Shannon reconstruction formula: who can prove alternative form?

Question

I am familiar with the standard formulation of the Shannon-Whittaker reconstruction formula which is

$$s(t) = \sum\nolimits_{n = - \infty }^\infty {s(nT){\mathop{\rm sinc}\nolimits} (B(t - nT))}$$

where B = 1/T.

However, in the standard book "Simulation of Communication Systems, 2nd Ed" by Michel C. Jeruchim et al., the following formula is given for the reconstruction of $s(t-\tau)$, where $\tau$ is a delay parameter (real number) in Chapter 9, eq. 9.1.30:

$$s(t-\tau) = \sum\nolimits_{n = - \infty }^\infty {s(t-nT){\mathop{\rm sinc}\nolimits} (B(\tau - nT))}$$

How does s(.) in the summation become a function of $t$ (in addition to the sample timing offsets $nT$) and the $\mathop{\rm sinc(.)}$ devoid of the continuous variable $t$? So in essence, instead of samples of $s(t)$, samples of $\mathop{\rm sinc()}$ are being used to reconstruct the (delayed) signal ??

In the case $\tau$ = 0, the formula reduces to $$s(t) = \sum\nolimits_{n = - \infty }^\infty {s(t-nT){\mathop{\rm sinc}\nolimits} (B(-nT))} = \sum\nolimits_{n = - \infty }^\infty {s(t-nT){\mathop{\rm sinc}\nolimits} (B(nT))}$$ since $\mathop{\rm sinc()}$ is an even function.

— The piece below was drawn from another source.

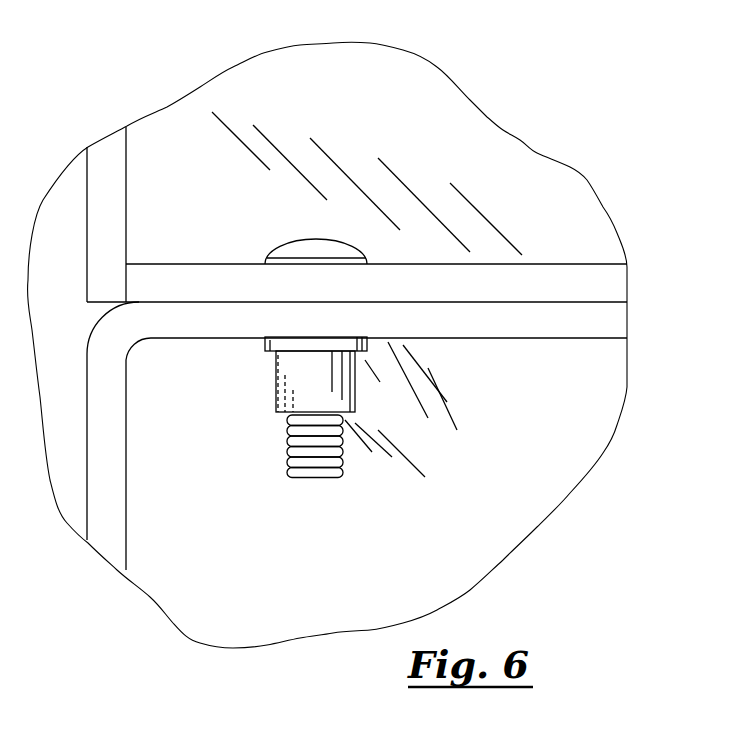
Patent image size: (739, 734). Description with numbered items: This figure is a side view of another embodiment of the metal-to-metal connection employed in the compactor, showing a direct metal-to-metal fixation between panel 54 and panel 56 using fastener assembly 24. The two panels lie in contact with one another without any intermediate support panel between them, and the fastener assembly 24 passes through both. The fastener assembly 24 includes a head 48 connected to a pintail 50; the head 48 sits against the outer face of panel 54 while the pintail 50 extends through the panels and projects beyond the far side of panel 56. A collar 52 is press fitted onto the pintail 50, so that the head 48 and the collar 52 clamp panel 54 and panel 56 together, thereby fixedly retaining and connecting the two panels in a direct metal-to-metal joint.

Thanks for any help clarifying this!

Answer 1

First note that in the formula (9.1.30), $t$ is a fixed value parameter, whereas $\tau$ is the independent variable (taking arbitrary values). However, I will consider below the common notation where $t$ is the independent time variable and $\tau$ is a (fixed) delay. You can translate the results by simply switching the notation.

From the standard sampling theorem expansion, it holds

$$ \tag{1} s(t)=\sum_n s(nT) \text{sinc}(B(t-nT)) , t\in \mathbb{R}. $$

Now, consider another signal $y(t)=s(t+\tau)$, which is also bandlimited. Applying the sampling theorem to $y(t)$ gives a more general version of (1) as

$$ \tag{2} s(t+\tau)=\sum_n s(\tau+nT) \text{sinc}(B(t-nT)),t\in \mathbb{R}, \tau\in \mathbb{R}. $$

From (2), we have

$$ \begin{align} s(-t+\tau)&=\sum_n s(\tau+nT) \text{sinc}(B(-t-nT))\\ &\stackrel{(a)}=\sum_m s(\tau-mT) \text{sinc}(B(-t+mT))\\ &\stackrel{(b)}=\sum_m s(\tau-mT) \text{sinc}(B(t-mT)) \end{align} $$

where $(a)$ follows by changing the summation index variable to $m=-n$ and $(b)$ follows by noting that $\text{sinc}(\cdot)$ is a symmetric function, i.e., $\text{sinc}(x)=\text{sinc}(-x)$.

This is formula (9.1.30) with the notations $t$-$\tau$ exchanged.